Message  MrSonge Jeu 8 Oct 2009 - 16:51

Les Chants de Maldoror: Isidore Ducasse, cmte de LAUTREAMONT 9782080705280FS

Deux mots sur un génie oublié :

Isidore Ducasse est né de parents français, à Montevideo, le 4 avril 1846. Il vient en France en 1859 pour y poursuivre ses études, au collège de Tarbes puis au lycée de Pau, où il est interne. Il se rend à Paris pour préparer l'Ecole Polytechnique.

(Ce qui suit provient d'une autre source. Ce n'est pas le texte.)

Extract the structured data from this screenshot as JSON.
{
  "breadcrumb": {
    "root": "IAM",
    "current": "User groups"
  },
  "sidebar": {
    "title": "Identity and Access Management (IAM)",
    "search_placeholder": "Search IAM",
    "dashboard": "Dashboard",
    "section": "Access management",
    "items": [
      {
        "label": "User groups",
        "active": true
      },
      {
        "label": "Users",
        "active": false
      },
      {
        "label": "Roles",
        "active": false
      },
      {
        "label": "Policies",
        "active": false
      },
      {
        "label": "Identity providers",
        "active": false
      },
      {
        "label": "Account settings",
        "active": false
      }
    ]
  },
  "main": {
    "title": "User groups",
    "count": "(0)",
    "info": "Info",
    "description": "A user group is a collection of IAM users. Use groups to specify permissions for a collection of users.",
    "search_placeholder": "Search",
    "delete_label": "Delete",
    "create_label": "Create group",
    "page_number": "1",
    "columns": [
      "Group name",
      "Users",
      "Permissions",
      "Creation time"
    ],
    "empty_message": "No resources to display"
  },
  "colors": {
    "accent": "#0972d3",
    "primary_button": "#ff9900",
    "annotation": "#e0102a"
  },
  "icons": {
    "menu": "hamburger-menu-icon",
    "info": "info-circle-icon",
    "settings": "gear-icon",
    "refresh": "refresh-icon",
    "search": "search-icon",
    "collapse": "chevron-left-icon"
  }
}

A l'âge de 22 ans, sous le pseudonyme de Comte de Lautréamont, il publie à compte d'auteur le premier des Chants de Maldoror, un ouvrage en prose poétique, qui passe complètement inaperçu (août 1868). Le volume complet sortira durant l'été 1869. Puis, sous le titre Poésies, il publie encore deux fragments de préface pour "un livre futur" mais qui n'a jamais été écrit. Il meurt phtisique en 1870 à son domicile du 7 Faubourg-Montmartre. Son oeuvre a été exaltée par les surréalistes. Elle apparaît aujourd'hui comme une expression particulièrement intense du désespoir et de la frénésie romantiques.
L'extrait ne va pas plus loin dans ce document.